Baffling how seriously the internet has changed the world (feel odd using such terms) in a short period of time, revolutionizing global communications and culture and commerce in a relatively unobserved historical 100m dash, considering, like the invention of the plane or the automobile, the telephone or the television, hyperreactively interconnected, immediate inter/national accessibility, enticingly coaxing debate.

You don't even have to leave the house anymore really if you can find a job online and have your groceries delivered, even if nature still remains the internet's greatest competitor, there being no cybersubstitute for hiking around in unknown wilds.

Even if you can surf the net while doing so.

I suppose generations are now maturing in a world where they've never known what it's like to exist without the internet, growing up in a remarkably different social environment (I'll be that guy in 40 years if I quit smoking).

Could humans stop actually playing sports and replace athletic endeavour with virtual surrogates or robots slowly over the course of the next 500 years?

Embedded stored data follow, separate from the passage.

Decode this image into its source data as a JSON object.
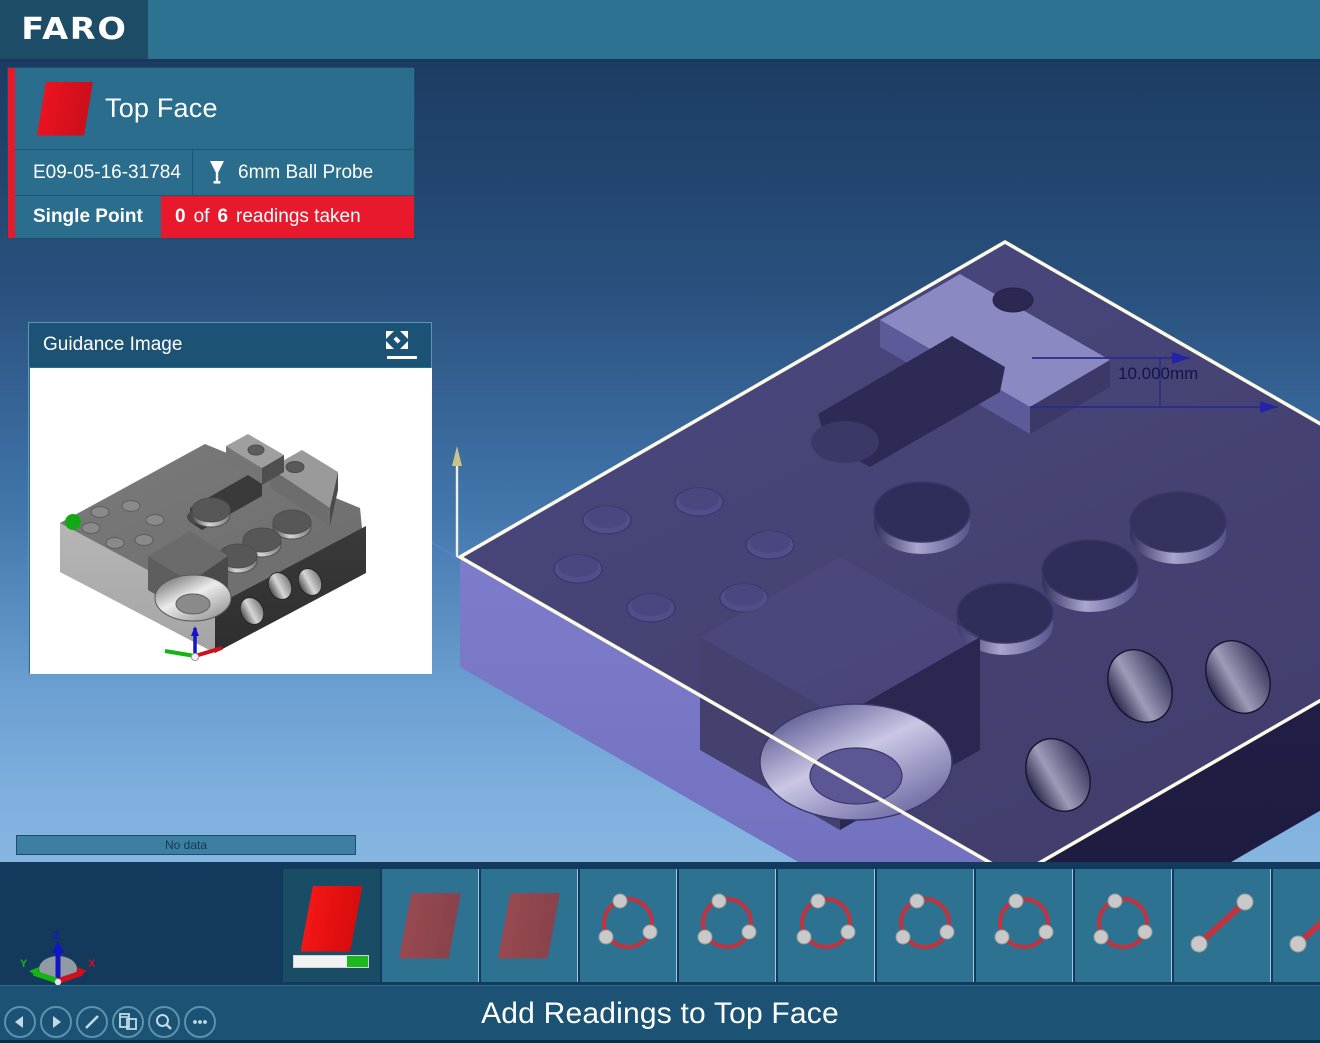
{
  "app": {
    "brand": "FARO",
    "accent_red": "#e8192c",
    "header_teal": "#2d7391",
    "panel_teal": "#2a6d8c"
  },
  "feature_panel": {
    "title": "Top Face",
    "swatch_icon": "plane-feature-icon",
    "serial": "E09-05-16-31784",
    "probe_icon": "probe-tip-icon",
    "probe": "6mm Ball Probe",
    "mode": "Single Point",
    "readings_taken": "0",
    "of_label": "of",
    "readings_total": "6",
    "readings_suffix": "readings taken"
  },
  "guidance": {
    "title": "Guidance Image",
    "expand_icon": "expand-arrows-icon"
  },
  "viewport": {
    "dimension_label": "10.000mm",
    "no_data_label": "No data",
    "gizmo": {
      "z_label": "Z",
      "y_label": "Y",
      "x_label": "X",
      "z_color": "#1a1ad0",
      "y_color": "#10b510",
      "x_color": "#d81020"
    }
  },
  "thumbnails": [
    {
      "name": "plane-feature",
      "type": "plane",
      "selected": true,
      "progress": 0
    },
    {
      "name": "plane-feature",
      "type": "plane",
      "selected": false
    },
    {
      "name": "plane-feature",
      "type": "plane",
      "selected": false
    },
    {
      "name": "circle-feature",
      "type": "circle",
      "selected": false
    },
    {
      "name": "circle-feature",
      "type": "circle",
      "selected": false
    },
    {
      "name": "circle-feature",
      "type": "circle",
      "selected": false
    },
    {
      "name": "circle-feature",
      "type": "circle",
      "selected": false
    },
    {
      "name": "circle-feature",
      "type": "circle",
      "selected": false
    },
    {
      "name": "circle-feature",
      "type": "circle",
      "selected": false
    },
    {
      "name": "line-feature",
      "type": "line",
      "selected": false
    },
    {
      "name": "line-feature",
      "type": "line",
      "selected": false
    }
  ],
  "status": {
    "message": "Add Readings to Top Face"
  },
  "nav_buttons": [
    {
      "icon": "previous-arrow-icon"
    },
    {
      "icon": "next-arrow-icon"
    },
    {
      "icon": "line-tool-icon"
    },
    {
      "icon": "layout-windows-icon"
    },
    {
      "icon": "magnifier-icon"
    },
    {
      "icon": "more-ellipsis-icon"
    }
  ]
}
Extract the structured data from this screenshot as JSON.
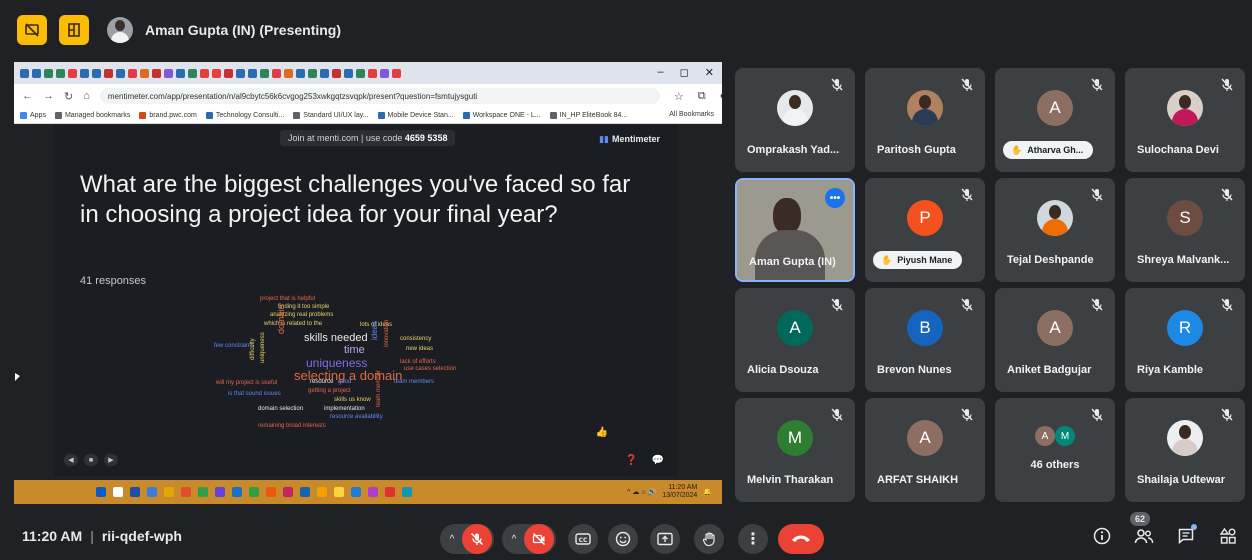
{
  "presenter": {
    "name": "Aman Gupta (IN) (Presenting)"
  },
  "colors": {
    "yellow": "#fbbc04",
    "red": "#ea4335",
    "tile": "#3c4043",
    "bg": "#202124",
    "blue": "#1a73e8"
  },
  "browser": {
    "url": "mentimeter.com/app/presentation/n/al9cbytc56k6cvgog253xwkgqtzsvqpk/present?question=fsmtujysguti",
    "bookmarks": [
      "Apps",
      "Managed bookmarks",
      "brand.pwc.com",
      "Technology Consulti...",
      "Standard UI/UX lay...",
      "Mobile Device Stan...",
      "Workspace ONE - L...",
      "IN_HP EliteBook 84..."
    ],
    "all_bookmarks": "All Bookmarks"
  },
  "menti": {
    "join_text": "Join at menti.com | use code ",
    "code": "4659 5358",
    "brand": "Mentimeter",
    "question": "What are the biggest challenges you've faced so far in choosing a project idea for your final year?",
    "responses": "41 responses",
    "words": [
      {
        "text": "project that is helpful",
        "color": "#e0694a"
      },
      {
        "text": "finding it too simple",
        "color": "#e8d36a"
      },
      {
        "text": "analyzing real problems",
        "color": "#e8d36a"
      },
      {
        "text": "which is related to the",
        "color": "#e8d36a"
      },
      {
        "text": "lots of ideas",
        "color": "#e8d36a"
      },
      {
        "text": "skills needed",
        "color": "#e8eaed"
      },
      {
        "text": "time",
        "color": "#b9a7f0"
      },
      {
        "text": "uniqueness",
        "color": "#7b6ff0"
      },
      {
        "text": "selecting a domain",
        "color": "#e0694a"
      },
      {
        "text": "domain",
        "color": "#e0694a"
      },
      {
        "text": "ideas",
        "color": "#5b8cf5"
      },
      {
        "text": "consistency",
        "color": "#e8d36a"
      },
      {
        "text": "new ideas",
        "color": "#e8d36a"
      },
      {
        "text": "lack of efforts",
        "color": "#e0694a"
      },
      {
        "text": "use cases selection",
        "color": "#e0694a"
      },
      {
        "text": "resource",
        "color": "#e8eaed"
      },
      {
        "text": "good",
        "color": "#5b8cf5"
      },
      {
        "text": "team members",
        "color": "#5b8cf5"
      },
      {
        "text": "getting a project",
        "color": "#e0694a"
      },
      {
        "text": "skills us know",
        "color": "#e8d36a"
      },
      {
        "text": "domain selection",
        "color": "#e8eaed"
      },
      {
        "text": "implementation",
        "color": "#e8eaed"
      },
      {
        "text": "resource availability",
        "color": "#5b8cf5"
      },
      {
        "text": "remaining broad interests",
        "color": "#e0694a"
      },
      {
        "text": "few constraints",
        "color": "#5b8cf5"
      },
      {
        "text": "will my project is useful",
        "color": "#e0694a"
      },
      {
        "text": "is that sound issues",
        "color": "#5b8cf5"
      },
      {
        "text": "difficulty",
        "color": "#e8d36a"
      },
      {
        "text": "uniqueness",
        "color": "#e8d36a"
      },
      {
        "text": "team member",
        "color": "#e0694a"
      },
      {
        "text": "innovation",
        "color": "#e0694a"
      }
    ]
  },
  "taskbar": {
    "time": "11:20 AM",
    "date": "13/07/2024"
  },
  "tiles": [
    {
      "name": "Omprakash Yad...",
      "type": "photo",
      "shirt": "#f1f3f4",
      "photo_bg": "#e6e8eb"
    },
    {
      "name": "Paritosh Gupta",
      "type": "photo",
      "shirt": "#2b3a55",
      "photo_bg": "#b08060"
    },
    {
      "name": "Atharva Gh...",
      "type": "letter",
      "letter": "A",
      "color": "#8d6e63",
      "hand": true
    },
    {
      "name": "Sulochana Devi",
      "type": "photo",
      "shirt": "#c2185b",
      "photo_bg": "#d9cfc7"
    },
    {
      "name": "Aman Gupta (IN)",
      "type": "video"
    },
    {
      "name": "Piyush Mane",
      "type": "letter",
      "letter": "P",
      "color": "#f4511e",
      "hand": true
    },
    {
      "name": "Tejal Deshpande",
      "type": "photo",
      "shirt": "#ef6c00",
      "photo_bg": "#cfd8dc"
    },
    {
      "name": "Shreya Malvank...",
      "type": "letter",
      "letter": "S",
      "color": "#6d4c41"
    },
    {
      "name": "Alicia Dsouza",
      "type": "letter",
      "letter": "A",
      "color": "#00695c"
    },
    {
      "name": "Brevon Nunes",
      "type": "letter",
      "letter": "B",
      "color": "#1565c0"
    },
    {
      "name": "Aniket Badgujar",
      "type": "letter",
      "letter": "A",
      "color": "#8d6e63"
    },
    {
      "name": "Riya Kamble",
      "type": "letter",
      "letter": "R",
      "color": "#1e88e5"
    },
    {
      "name": "Melvin Tharakan",
      "type": "letter",
      "letter": "M",
      "color": "#2e7d32"
    },
    {
      "name": "ARFAT SHAIKH",
      "type": "letter",
      "letter": "A",
      "color": "#8d6e63"
    },
    {
      "name": "46 others",
      "type": "others",
      "a": "A",
      "m": "M"
    },
    {
      "name": "Shailaja Udtewar",
      "type": "photo",
      "shirt": "#d7ccc8",
      "photo_bg": "#eceff1"
    }
  ],
  "meeting": {
    "time": "11:20 AM",
    "code": "rii-qdef-wph"
  },
  "participants_count": "62"
}
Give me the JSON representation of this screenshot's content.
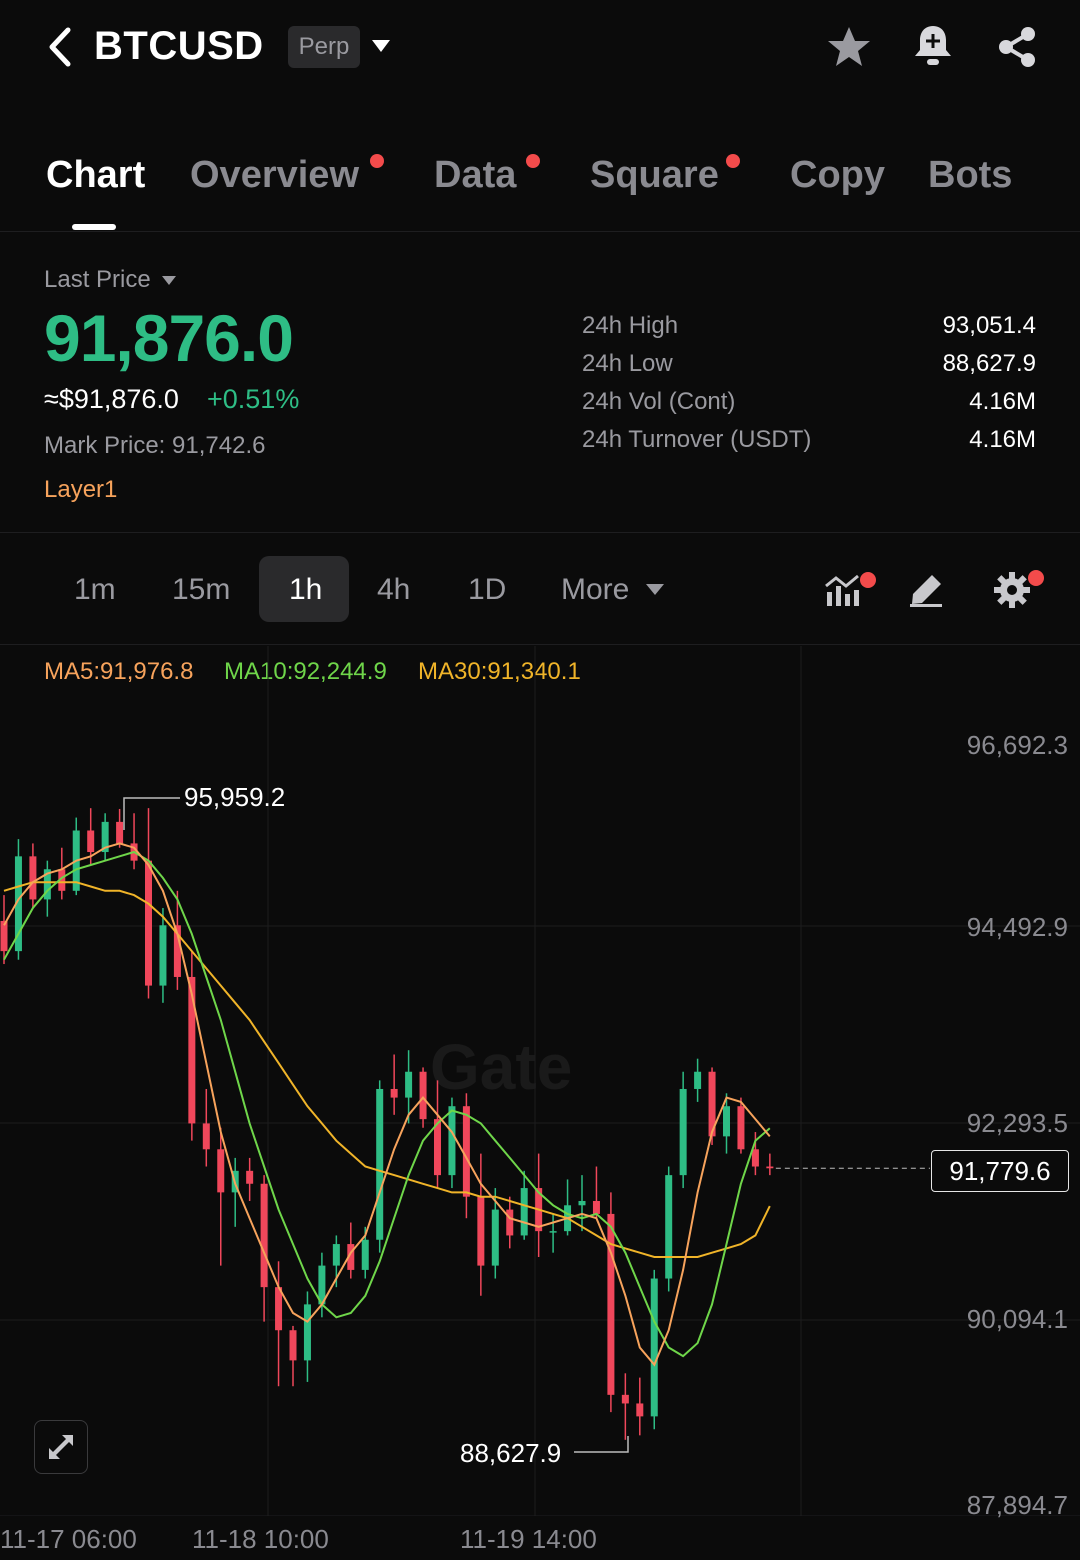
{
  "header": {
    "symbol": "BTCUSD",
    "type_badge": "Perp"
  },
  "tabs": [
    {
      "label": "Chart",
      "dot": false
    },
    {
      "label": "Overview",
      "dot": true
    },
    {
      "label": "Data",
      "dot": true
    },
    {
      "label": "Square",
      "dot": true
    },
    {
      "label": "Copy",
      "dot": false
    },
    {
      "label": "Bots",
      "dot": false
    }
  ],
  "price": {
    "label": "Last Price",
    "last": "91,876.0",
    "usd": "≈$91,876.0",
    "change": "+0.51%",
    "mark_label": "Mark Price:",
    "mark_value": "91,742.6",
    "tag": "Layer1"
  },
  "stats": [
    {
      "label": "24h High",
      "value": "93,051.4"
    },
    {
      "label": "24h Low",
      "value": "88,627.9"
    },
    {
      "label": "24h Vol (Cont)",
      "value": "4.16M"
    },
    {
      "label": "24h Turnover (USDT)",
      "value": "4.16M"
    }
  ],
  "timeframes": [
    "1m",
    "15m",
    "1h",
    "4h",
    "1D",
    "More"
  ],
  "active_timeframe": "1h",
  "ma": {
    "ma5": "MA5:91,976.8",
    "ma10": "MA10:92,244.9",
    "ma30": "MA30:91,340.1"
  },
  "chart": {
    "current_price": "91,779.6",
    "high_label": "95,959.2",
    "low_label": "88,627.9",
    "watermark": "Gate",
    "y_ticks": [
      "96,692.3",
      "94,492.9",
      "92,293.5",
      "90,094.1",
      "87,894.7"
    ],
    "x_ticks": [
      "11-17 06:00",
      "11-18 10:00",
      "11-19 14:00"
    ]
  },
  "colors": {
    "up": "#2ebd85",
    "down": "#f0475b",
    "ma5": "#f7a35c",
    "ma10": "#6fd64a",
    "ma30": "#f0b429",
    "accent_dot": "#f34b4b"
  },
  "chart_data": {
    "type": "candlestick",
    "interval": "1h",
    "candles": [
      {
        "o": 94650,
        "h": 94950,
        "l": 94150,
        "c": 94300
      },
      {
        "o": 94300,
        "h": 95600,
        "l": 94200,
        "c": 95400
      },
      {
        "o": 95400,
        "h": 95550,
        "l": 94800,
        "c": 94900
      },
      {
        "o": 94900,
        "h": 95350,
        "l": 94700,
        "c": 95250
      },
      {
        "o": 95250,
        "h": 95500,
        "l": 94900,
        "c": 95000
      },
      {
        "o": 95000,
        "h": 95850,
        "l": 94950,
        "c": 95700
      },
      {
        "o": 95700,
        "h": 95959,
        "l": 95300,
        "c": 95450
      },
      {
        "o": 95450,
        "h": 95900,
        "l": 95350,
        "c": 95800
      },
      {
        "o": 95800,
        "h": 95950,
        "l": 95500,
        "c": 95550
      },
      {
        "o": 95550,
        "h": 95900,
        "l": 95250,
        "c": 95350
      },
      {
        "o": 95350,
        "h": 95959,
        "l": 93750,
        "c": 93900
      },
      {
        "o": 93900,
        "h": 94800,
        "l": 93700,
        "c": 94600
      },
      {
        "o": 94600,
        "h": 95000,
        "l": 93850,
        "c": 94000
      },
      {
        "o": 94000,
        "h": 94300,
        "l": 92100,
        "c": 92300
      },
      {
        "o": 92300,
        "h": 92700,
        "l": 91800,
        "c": 92000
      },
      {
        "o": 92000,
        "h": 92250,
        "l": 90650,
        "c": 91500
      },
      {
        "o": 91500,
        "h": 91900,
        "l": 91100,
        "c": 91750
      },
      {
        "o": 91750,
        "h": 91900,
        "l": 91400,
        "c": 91600
      },
      {
        "o": 91600,
        "h": 91700,
        "l": 90000,
        "c": 90400
      },
      {
        "o": 90400,
        "h": 90700,
        "l": 89250,
        "c": 89900
      },
      {
        "o": 89900,
        "h": 89950,
        "l": 89250,
        "c": 89550
      },
      {
        "o": 89550,
        "h": 90350,
        "l": 89300,
        "c": 90200
      },
      {
        "o": 90200,
        "h": 90800,
        "l": 90050,
        "c": 90650
      },
      {
        "o": 90650,
        "h": 91000,
        "l": 90400,
        "c": 90900
      },
      {
        "o": 90900,
        "h": 91150,
        "l": 90500,
        "c": 90600
      },
      {
        "o": 90600,
        "h": 91100,
        "l": 90500,
        "c": 90950
      },
      {
        "o": 90950,
        "h": 92800,
        "l": 90800,
        "c": 92700
      },
      {
        "o": 92700,
        "h": 93100,
        "l": 92400,
        "c": 92600
      },
      {
        "o": 92600,
        "h": 93150,
        "l": 92300,
        "c": 92900
      },
      {
        "o": 92900,
        "h": 92950,
        "l": 92250,
        "c": 92350
      },
      {
        "o": 92350,
        "h": 92800,
        "l": 91550,
        "c": 91700
      },
      {
        "o": 91700,
        "h": 92600,
        "l": 91550,
        "c": 92500
      },
      {
        "o": 92500,
        "h": 92650,
        "l": 91200,
        "c": 91450
      },
      {
        "o": 91450,
        "h": 91950,
        "l": 90300,
        "c": 90650
      },
      {
        "o": 90650,
        "h": 91550,
        "l": 90500,
        "c": 91300
      },
      {
        "o": 91300,
        "h": 91450,
        "l": 90850,
        "c": 91000
      },
      {
        "o": 91000,
        "h": 91750,
        "l": 90950,
        "c": 91550
      },
      {
        "o": 91550,
        "h": 91950,
        "l": 90750,
        "c": 91050
      },
      {
        "o": 91050,
        "h": 91250,
        "l": 90800,
        "c": 91050
      },
      {
        "o": 91050,
        "h": 91650,
        "l": 91000,
        "c": 91350
      },
      {
        "o": 91350,
        "h": 91700,
        "l": 91050,
        "c": 91400
      },
      {
        "o": 91400,
        "h": 91800,
        "l": 91200,
        "c": 91250
      },
      {
        "o": 91250,
        "h": 91500,
        "l": 88950,
        "c": 89150
      },
      {
        "o": 89150,
        "h": 89400,
        "l": 88627.9,
        "c": 89050
      },
      {
        "o": 89050,
        "h": 89350,
        "l": 88680,
        "c": 88900
      },
      {
        "o": 88900,
        "h": 90600,
        "l": 88750,
        "c": 90500
      },
      {
        "o": 90500,
        "h": 91800,
        "l": 90350,
        "c": 91700
      },
      {
        "o": 91700,
        "h": 92900,
        "l": 91550,
        "c": 92700
      },
      {
        "o": 92700,
        "h": 93051.4,
        "l": 92550,
        "c": 92900
      },
      {
        "o": 92900,
        "h": 92950,
        "l": 92050,
        "c": 92150
      },
      {
        "o": 92150,
        "h": 92650,
        "l": 91950,
        "c": 92500
      },
      {
        "o": 92500,
        "h": 92600,
        "l": 91950,
        "c": 92000
      },
      {
        "o": 92000,
        "h": 92200,
        "l": 91700,
        "c": 91800
      },
      {
        "o": 91800,
        "h": 91950,
        "l": 91700,
        "c": 91779.6
      }
    ],
    "ma5_series": [
      94600,
      94900,
      95100,
      95200,
      95250,
      95350,
      95400,
      95500,
      95550,
      95500,
      95300,
      95000,
      94500,
      93800,
      93000,
      92200,
      91600,
      91200,
      90800,
      90400,
      90100,
      90000,
      90200,
      90500,
      90800,
      91000,
      91500,
      92000,
      92400,
      92600,
      92400,
      92200,
      91900,
      91600,
      91400,
      91200,
      91150,
      91100,
      91150,
      91200,
      91250,
      91200,
      90800,
      90300,
      89700,
      89500,
      89900,
      90600,
      91500,
      92200,
      92600,
      92550,
      92350,
      92150
    ],
    "ma10_series": [
      94200,
      94500,
      94800,
      95000,
      95150,
      95250,
      95300,
      95350,
      95400,
      95450,
      95350,
      95150,
      94900,
      94500,
      94000,
      93500,
      92900,
      92300,
      91800,
      91300,
      90900,
      90500,
      90200,
      90050,
      90100,
      90300,
      90700,
      91200,
      91700,
      92100,
      92300,
      92450,
      92400,
      92300,
      92100,
      91900,
      91700,
      91500,
      91350,
      91250,
      91200,
      91250,
      91100,
      90800,
      90400,
      90000,
      89700,
      89600,
      89750,
      90200,
      90900,
      91600,
      92100,
      92244.9
    ],
    "ma30_series": [
      95000,
      95050,
      95100,
      95100,
      95100,
      95100,
      95050,
      95000,
      95000,
      94950,
      94850,
      94700,
      94500,
      94300,
      94100,
      93900,
      93700,
      93500,
      93250,
      93000,
      92750,
      92500,
      92300,
      92100,
      91950,
      91800,
      91750,
      91700,
      91650,
      91600,
      91550,
      91500,
      91500,
      91450,
      91450,
      91400,
      91350,
      91300,
      91250,
      91200,
      91100,
      91000,
      90900,
      90850,
      90800,
      90750,
      90750,
      90750,
      90750,
      90800,
      90850,
      90900,
      91000,
      91340.1
    ]
  }
}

Could real world shops be completely replaced by online überboutiques wherein you can acquire whatever product you thematically desire?

Could shut-in-ism become as natural as strolling through the neighbourhood or visiting a local cinema or heading out for Indian food or browsing new selections provocatively presented at a local bookstore?

Schools function as a challenge to such possibilities because you actually have to leave the house to attend school and schools themselves provide opportunities to play sports and tactically engage with physical objects, thereby inculcating the love of travelling about searching for this or that, meeting new people (not always pleasant as an old friend hilariously mentioned the other day), physically experiencing the world at large.

But you could create online schools where teachers teach hundreds of students from home simultaneously while removing the intricate travelling to and fro from the curious lifestyles of postmodern children.

Is some internet term going to challenge postmodernism? Has that happened already? With a focus on Neuromancer?

Such an idea seems quite strange but the internet itself seemed like first rate science-fiction in the early 90s, and now I'm online almost every day, for extended periods, investigating, relaxing, reading, even when I happen to be on vacation.

My cellphone has even replaced my watch, alarm clock, calculator, dictionary (still have a giant Oxford), flashlight, compass (I don't use a compass), map, dictaphone, camera (still have a physical camera), stopwatch, and timer, to name just a few items available upon as free bonuses.

I can also communicate with people around the world face to face practically anywhere I happen to be even if the costs are sometimes prohibitive.

Nutso but natural for today's youth.

STNG's "The Game."

Perhaps things are moving too quickly, the Snowden factor having introduced legitimate cause for alarm, perhaps social interactions will become harsher if physical gatherings disappear and knowing someone only consists of virtually conversing, like characters in a video game, but people be chillin' partout in Montréal throughout the year, and I can't imagine all its energizing real world activities ever being usurped by electronic knickknacks, convivial though they may be, but I grew up before the internet went mainstream, and enjoy seeing people out and about even if I'm the worst at meeting them (this doesn't bother me).

Werner Herzog's Lo and Behold, Reveries of the Connected World presents a mixed bag of more thoughtful commentaries on the internet's impact on civilization (again, such a term is appropriate), accompanied by his endearing obnoxious cheek, like the kid who was always being disciplined in class picked up a camera to observe the people who graduated.

Definitely worth checking out.

There really is no substitute for nature you know.

You just need some time to sit there for days and listen to the sounds or the silence.

Such suggestions may seem futile on day 1 when you're still immersed in urban psychologies, but as the days pass and you slowly integrate, nature's humble orchestrations symphonically resound, like the motivational cheetah, or a glass of red wine.

So true.

*It helps if you're sitting there one day in the woods and a raccoon comes wandering up but doesn't notice you, and then, upon suddenly realizing you're there, bolts straight up the nearest tree. And you're like, whatevs raccoon, I'm just chillin', relax.